Ainsi, bien que le port en écoute soit aléatoire, ceci peut donc être utilisé comme signature afin de détecter à distance les systèmes infectés. Nous avons implémenté cette méthode dans un simple script Nmap. Une machine infectée retournera le résultat suivant :
PORT STATE SERVICE
135/tcp open msrpc
139/tcp open netbios-ssn
445/tcp open microsoft-ds
10387/tcp open unknown
|_ http-Neeris/IRCbot-lexsi: System infected with Neeris/IRCbot
Finalement, nous sommes donc face à un système infecté par au moins 2 malwares : Sality et Neeris/IRCbot, le premier ayant infecté le binaire du second (cela explique d'ailleurs que certains antivirus aient détecté le binaire comme IRCbot et non Sality). Cela modifie les préconisations de désinfection : en particulier, il va désormais falloir s'assurer que le correctif MS08-067 est bien déployé. Il ne faut donc pas uniquement se fier aux signatures fournies par la plupart des antivirus sous peine de ne pouvoir définir une stratégie de désinfection fiable, en raison de la virulence de la propagation du ver par exploitation de la vulnérabilité.

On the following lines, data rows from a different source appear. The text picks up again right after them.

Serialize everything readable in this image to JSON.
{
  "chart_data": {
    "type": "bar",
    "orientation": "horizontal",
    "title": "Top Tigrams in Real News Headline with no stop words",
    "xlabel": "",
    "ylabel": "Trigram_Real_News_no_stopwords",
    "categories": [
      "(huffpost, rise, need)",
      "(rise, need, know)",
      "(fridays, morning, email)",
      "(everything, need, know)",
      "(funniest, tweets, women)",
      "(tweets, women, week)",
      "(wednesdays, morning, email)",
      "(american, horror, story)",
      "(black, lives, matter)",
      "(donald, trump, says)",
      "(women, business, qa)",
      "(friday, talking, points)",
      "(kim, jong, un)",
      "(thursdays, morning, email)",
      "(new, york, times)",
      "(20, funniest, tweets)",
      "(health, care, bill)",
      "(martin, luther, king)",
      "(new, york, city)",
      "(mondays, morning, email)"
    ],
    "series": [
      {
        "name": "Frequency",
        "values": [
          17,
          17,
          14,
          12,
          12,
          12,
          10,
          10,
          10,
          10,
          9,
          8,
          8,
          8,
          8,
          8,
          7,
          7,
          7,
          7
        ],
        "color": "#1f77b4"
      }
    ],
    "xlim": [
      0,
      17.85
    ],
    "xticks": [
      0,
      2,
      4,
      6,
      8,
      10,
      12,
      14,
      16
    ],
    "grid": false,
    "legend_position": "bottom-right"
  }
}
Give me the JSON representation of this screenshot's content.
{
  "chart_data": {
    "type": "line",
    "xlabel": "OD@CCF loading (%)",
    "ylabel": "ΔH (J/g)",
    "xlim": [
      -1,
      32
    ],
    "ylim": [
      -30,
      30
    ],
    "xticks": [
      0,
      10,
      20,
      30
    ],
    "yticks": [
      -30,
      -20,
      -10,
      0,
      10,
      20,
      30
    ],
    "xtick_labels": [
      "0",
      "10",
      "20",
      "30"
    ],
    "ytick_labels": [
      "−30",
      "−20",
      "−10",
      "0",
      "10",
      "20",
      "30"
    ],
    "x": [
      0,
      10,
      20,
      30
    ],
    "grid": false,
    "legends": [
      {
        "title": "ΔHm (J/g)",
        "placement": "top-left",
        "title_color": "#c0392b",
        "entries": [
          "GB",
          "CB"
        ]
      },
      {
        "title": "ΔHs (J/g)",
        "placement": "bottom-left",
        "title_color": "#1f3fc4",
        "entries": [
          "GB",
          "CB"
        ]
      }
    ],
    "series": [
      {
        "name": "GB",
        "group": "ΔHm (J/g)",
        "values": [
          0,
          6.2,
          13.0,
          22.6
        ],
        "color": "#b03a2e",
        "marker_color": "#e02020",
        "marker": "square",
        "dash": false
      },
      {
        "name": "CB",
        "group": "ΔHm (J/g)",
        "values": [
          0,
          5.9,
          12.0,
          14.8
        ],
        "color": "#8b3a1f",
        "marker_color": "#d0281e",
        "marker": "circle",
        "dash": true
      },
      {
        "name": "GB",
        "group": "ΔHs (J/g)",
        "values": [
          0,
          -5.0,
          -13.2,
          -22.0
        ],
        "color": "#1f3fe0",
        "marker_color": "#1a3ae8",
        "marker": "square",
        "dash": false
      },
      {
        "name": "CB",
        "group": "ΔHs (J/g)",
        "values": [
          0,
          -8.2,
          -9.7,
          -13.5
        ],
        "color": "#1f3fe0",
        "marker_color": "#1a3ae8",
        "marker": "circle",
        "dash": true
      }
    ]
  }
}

Par ailleurs, certaines variantes de Neeris/IRCbot exploitent également les mots de passe faibles sur le compte sa des serveurs MS SQL afin d'exécuter des commandes arbitraires par la procédure stockée xp_cmdshell, ou prennent la main sur les messageries instantanées MSN et AIM pour envoyer le malware aux contacts de la victime, ce qui n'est a priori pas le cas de Sality. En revanche, difficile de dire si ce Neeris/IRCbot a été téléchargé suite à l'infection par Sality, ou si les deux malwares ont infecté le parc indépendamment.
Ce Neeris/IRCbot est par chance correctement détecté et éradiqué par le MSRT, ce qui permet de s'en débarrasser rapidement avant de laisser la main à l'antivirus pour la désinfection des PE.
Il ne s'agit pas d'un cas isolé. Nous avons par exemple déjà été contacté par le passé pour des doubles infections Neeris/Virut. Une fois de plus, il est bon de rappeler que les antivirus, même à jour, ne sont pas la barrière que beaucoup de personnes, end-users ou administrateurs, considèrent comme infranchissable. Il s'agit d'une des briques de la sécurité d'un parc, complétée entre autres par l'application rigoureuse des correctifs de sécurité et le blocage et la surveillance des flux sortants malveillants.